To summarize: In the short term I think we’ll see cloud offerings for common SRE tools, and in the long term I think we’ll see those tools converge into graph based intelligent systems that are able to surface important insights/anomalies (“Debugging as a service”) automatically.
Don’t make assumptions about the system. In my experiences errors happen when there is a mismatch between our mental models and reality, and I find myself to be exponentially more productive when I invest in learning what’s real (what’s actually happening) before making assumptions about the system. I never once thought: “that time learning the system a waste of time”. Inversely when I don’t make this initial investment I find myself way less productive and more likely to produce errors in my work.

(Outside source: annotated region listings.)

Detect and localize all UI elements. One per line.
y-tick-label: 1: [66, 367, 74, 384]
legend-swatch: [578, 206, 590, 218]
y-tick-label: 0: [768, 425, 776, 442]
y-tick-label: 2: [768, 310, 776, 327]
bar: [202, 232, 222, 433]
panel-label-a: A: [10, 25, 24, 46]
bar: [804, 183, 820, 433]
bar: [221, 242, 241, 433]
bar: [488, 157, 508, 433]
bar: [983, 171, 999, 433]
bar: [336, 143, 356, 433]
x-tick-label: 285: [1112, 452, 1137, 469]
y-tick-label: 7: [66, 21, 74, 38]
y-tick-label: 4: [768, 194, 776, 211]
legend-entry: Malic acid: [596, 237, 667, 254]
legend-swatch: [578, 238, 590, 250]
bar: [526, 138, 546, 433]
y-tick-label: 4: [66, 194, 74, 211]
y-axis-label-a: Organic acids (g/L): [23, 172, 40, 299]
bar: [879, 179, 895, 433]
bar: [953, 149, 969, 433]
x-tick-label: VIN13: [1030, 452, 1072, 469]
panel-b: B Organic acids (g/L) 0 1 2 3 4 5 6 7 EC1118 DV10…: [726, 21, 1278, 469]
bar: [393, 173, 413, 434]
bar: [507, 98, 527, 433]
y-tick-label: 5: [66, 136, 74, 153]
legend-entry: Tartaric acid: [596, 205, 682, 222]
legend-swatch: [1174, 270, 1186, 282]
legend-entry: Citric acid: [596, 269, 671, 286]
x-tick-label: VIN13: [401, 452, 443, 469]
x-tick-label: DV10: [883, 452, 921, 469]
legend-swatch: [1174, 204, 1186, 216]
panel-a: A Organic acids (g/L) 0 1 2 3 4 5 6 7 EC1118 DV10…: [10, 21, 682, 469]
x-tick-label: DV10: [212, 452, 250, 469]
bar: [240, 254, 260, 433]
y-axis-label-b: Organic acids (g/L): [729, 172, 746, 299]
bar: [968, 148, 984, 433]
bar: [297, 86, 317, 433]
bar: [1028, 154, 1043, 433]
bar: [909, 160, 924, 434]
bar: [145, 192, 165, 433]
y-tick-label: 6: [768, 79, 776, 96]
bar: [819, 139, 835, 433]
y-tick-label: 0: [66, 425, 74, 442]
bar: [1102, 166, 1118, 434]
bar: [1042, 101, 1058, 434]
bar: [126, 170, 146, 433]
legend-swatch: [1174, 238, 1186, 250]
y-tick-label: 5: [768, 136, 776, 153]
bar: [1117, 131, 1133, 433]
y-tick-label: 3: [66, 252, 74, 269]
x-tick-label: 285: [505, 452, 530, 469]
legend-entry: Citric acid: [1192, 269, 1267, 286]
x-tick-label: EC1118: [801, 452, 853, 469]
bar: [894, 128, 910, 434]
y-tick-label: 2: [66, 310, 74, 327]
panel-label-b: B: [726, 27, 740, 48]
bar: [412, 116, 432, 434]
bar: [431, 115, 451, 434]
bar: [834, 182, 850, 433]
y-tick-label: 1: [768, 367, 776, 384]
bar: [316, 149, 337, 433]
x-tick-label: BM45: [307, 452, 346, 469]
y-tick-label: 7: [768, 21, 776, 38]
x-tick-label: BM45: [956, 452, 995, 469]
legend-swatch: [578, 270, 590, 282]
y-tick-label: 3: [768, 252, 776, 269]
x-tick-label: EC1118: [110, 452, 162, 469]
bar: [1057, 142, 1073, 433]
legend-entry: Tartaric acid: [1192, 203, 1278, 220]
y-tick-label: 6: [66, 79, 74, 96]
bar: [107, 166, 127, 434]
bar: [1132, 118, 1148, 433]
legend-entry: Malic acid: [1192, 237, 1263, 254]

SRE is already a really broad role that benefits from tons of diverse backgrounds and requires various levels of technical understanding. It can also be really specialized. 2 years ago I focused on metric standardization, teaching about monitoring, metrics and alerting. I got to dig in for 6 months on distributed tracing, and now I’m able to dig in for 6 months on Service Level Objectives. It’s been very focused and deep work opposed to generalist, or adhoc work.
The most important thing is to establish some sort of overarching KPI or objective measurement for each task being performed. It’s important to make the shortcomings of these metrics explicit and outline what they aren’t able to measure. Service Level Objectives are one of the most important but time to recovery, or performance benchmarks or resource usage are all other examples. Establishing these metrics, instrumenting them and then surfacing them are able to demonstrate impact and gives objective hooks to communicate with stakeholders and non technical coworkers.
The Google SRE book is the most important because it formalized the role and constantly reference when referring to concepts, approaches, or reasons behind doing certain things. The most inspiring book I’ve read recently has been “Thinking in Systems: A Primer” by Donella Meadows. It has tools, heuristics and approaches for understanding systems and interconnected components, which I’ve found especially relevant for Site Reliability Engineering. When errors happen they aren’t one off events but have many interconnected dependencies and relationships. Thinking in Systems is a toolkit for understanding these relationships and reasoning about the effects of them in a structured way.